Por Manuel Vicent |
La imagen más recurrente en las pantallas era la de los médicos, enfermeros y auxiliares sanitarios equipados como astronautas que aparecían flotando por los pasillos y salas de los hospitales de campaña
repletas de camillas con cuerpos exangües. En el primer momento, a esos intrépidos astronautas se les veía metidos en sacos de plástico y la cabeza cubierta con una bolsa de basura a modo de escafandras
de fortuna, remedios caseros ingeniados ante el pánico que había creado la inesperada tragedia. Las ambulancias no cesaban de descargar nuevos cuerpos contaminados y las funerarias, rebosados ya los camposantos,
depositaban los féretros sobre las pistas de patinaje artístico de los palacios del hielo.

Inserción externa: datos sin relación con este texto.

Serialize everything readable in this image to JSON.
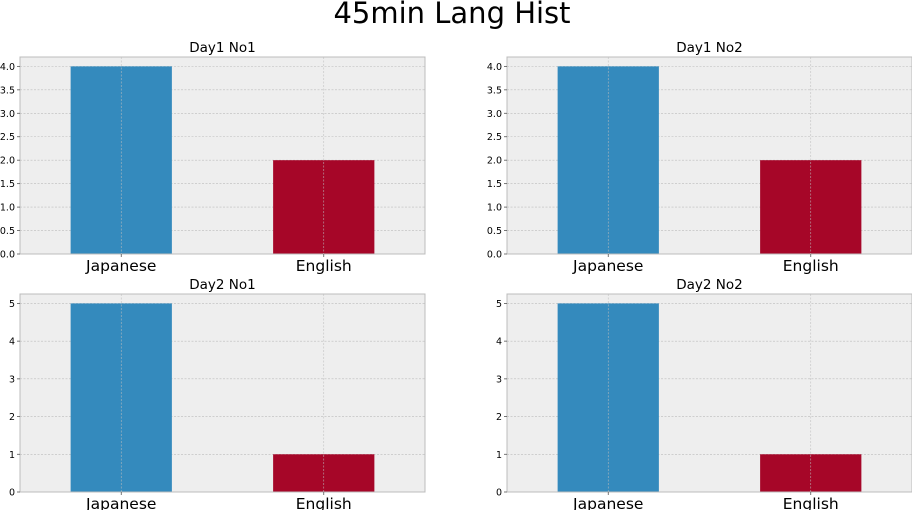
{
  "figure": {
    "title": "45min Lang Hist"
  },
  "colors": {
    "axes_background": "#eeeeee",
    "grid": "#bcbcbc",
    "spine": "#bcbcbc",
    "japanese_bar": "#348abd",
    "english_bar": "#a60628"
  },
  "chart_data": [
    {
      "type": "bar",
      "title": "Day1 No1",
      "categories": [
        "Japanese",
        "English"
      ],
      "values": [
        4,
        2
      ],
      "ylim": [
        0,
        4.2
      ],
      "yticks": [
        0.0,
        0.5,
        1.0,
        1.5,
        2.0,
        2.5,
        3.0,
        3.5,
        4.0
      ],
      "ytick_labels": [
        "0.0",
        "0.5",
        "1.0",
        "1.5",
        "2.0",
        "2.5",
        "3.0",
        "3.5",
        "4.0"
      ],
      "xlabel": "",
      "ylabel": "",
      "grid": true,
      "legend": "none"
    },
    {
      "type": "bar",
      "title": "Day1 No2",
      "categories": [
        "Japanese",
        "English"
      ],
      "values": [
        4,
        2
      ],
      "ylim": [
        0,
        4.2
      ],
      "yticks": [
        0.0,
        0.5,
        1.0,
        1.5,
        2.0,
        2.5,
        3.0,
        3.5,
        4.0
      ],
      "ytick_labels": [
        "0.0",
        "0.5",
        "1.0",
        "1.5",
        "2.0",
        "2.5",
        "3.0",
        "3.5",
        "4.0"
      ],
      "xlabel": "",
      "ylabel": "",
      "grid": true,
      "legend": "none"
    },
    {
      "type": "bar",
      "title": "Day2 No1",
      "categories": [
        "Japanese",
        "English"
      ],
      "values": [
        5,
        1
      ],
      "ylim": [
        0,
        5.25
      ],
      "yticks": [
        0,
        1,
        2,
        3,
        4,
        5
      ],
      "ytick_labels": [
        "0",
        "1",
        "2",
        "3",
        "4",
        "5"
      ],
      "xlabel": "",
      "ylabel": "",
      "grid": true,
      "legend": "none"
    },
    {
      "type": "bar",
      "title": "Day2 No2",
      "categories": [
        "Japanese",
        "English"
      ],
      "values": [
        5,
        1
      ],
      "ylim": [
        0,
        5.25
      ],
      "yticks": [
        0,
        1,
        2,
        3,
        4,
        5
      ],
      "ytick_labels": [
        "0",
        "1",
        "2",
        "3",
        "4",
        "5"
      ],
      "xlabel": "",
      "ylabel": "",
      "grid": true,
      "legend": "none"
    }
  ]
}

En el futuro los historiadores podrían escribir de nosotros: en el año 2020 sucedió que los relatos de plagas bíblicas y de pestes bubónicas medievales,
episodios de pulgas mortíferas que traían las ratas en los barcos desde Oriente por la ruta de la seda, se habían convertido en una nueva y angustiosa realidad planetaria. Los ciudadanos del año
2020 no podían creer que un día serían protagonistas de esa clase de relatos de postrimerías que habían leído de adolescentes en los veranos, tumbados en la hamaca. La imaginación
de la gente no estaba preparada para aceptar que semejante tragedia podría volver a suceder fuera de las novelas de terror y que el fin de la raza humana, lejos de estar provocado por un formidable cataclismo bajo una
lluvia de fuego, podía comenzar un lunes por la mañana con un simple estornudo de un ser anónimo que había cogido un extraño catarro en un punto perdido de cualquier continente.
Los historiadores en el futuro podrían escribir que en aquel año fatídico de 2020 en todos los países había ciudades en estado de sitio, con sus fronteras
cerradas, las calles desiertas, sus habitantes confinados en sus casas. ¿Qué había sucedido? Sencillamente se decía que un chino anónimo se había comido un murciélago y de ese
almuerzo, que tal vez había sido muy placentero, se había escapado un virus más letal y amenazante que la bomba de hidrógeno, puesto que besarse y abrazarse equivalía a matarse.
En la primavera de 2020 los ciudadanos españoles también fueron obligados a meterse en sus casas bajo un estado de alarma decretado por el Gobierno y a causa de este encierro
la gente había dejado por un tiempo de expeler basura en el espacio. Los ciudadanos se sorprendieron al ver desde los balcones y ventanas que nunca como entonces el cielo había estado tan puro y transparente.
Este recuperado esplendor de la naturaleza bajo el chillido alegre de los pájaros y la gloria de las flores devolvió a los ciudadanos la memoria de los tiempos en que la gente vivía en medio de una austeridad
aseada y una vida sencilla se correspondía con un mar limpio, con los montes y valles incontaminados bajo la luz de los días azules.
En medio de la pandemia había ciudadanos que se preguntaban si semejante tragedia planetaria serviría para corregir el camino que había tomado la historia en dirección
al abismo. ¿Para qué servirían en adelante los ejércitos si un extraño resfriado del ministro de la Guerra podía causar más pánico que cualquier armamento nuclear? ¿Acaso
no serían ya completamente ridículos los desfiles militares? La covid-19 había convertido la humanidad en un hormiguero confuso gobernado por unos políticos que se comportaban como hormigas más
ciegas todavía. Fue aquel tiempo en que el tapabocas obligatorio había borrado todas las sonrisas, pero los ciudadanos en el año 2020 aprendieron a descifrar el carácter, la inocencia o la maldad
de las personas solo por la mirada limpia o sucia que se establecía por encima de la mascarilla. De pronto un simple virus les hizo saber que la vida de la humanidad era un episodio contingente, una aventura bioquímica
sin sentido en la historia de este planeta y que si mañana desapareciera de la faz de la tierra, todos los animales, árboles y plantas celebrarían una gran fiesta.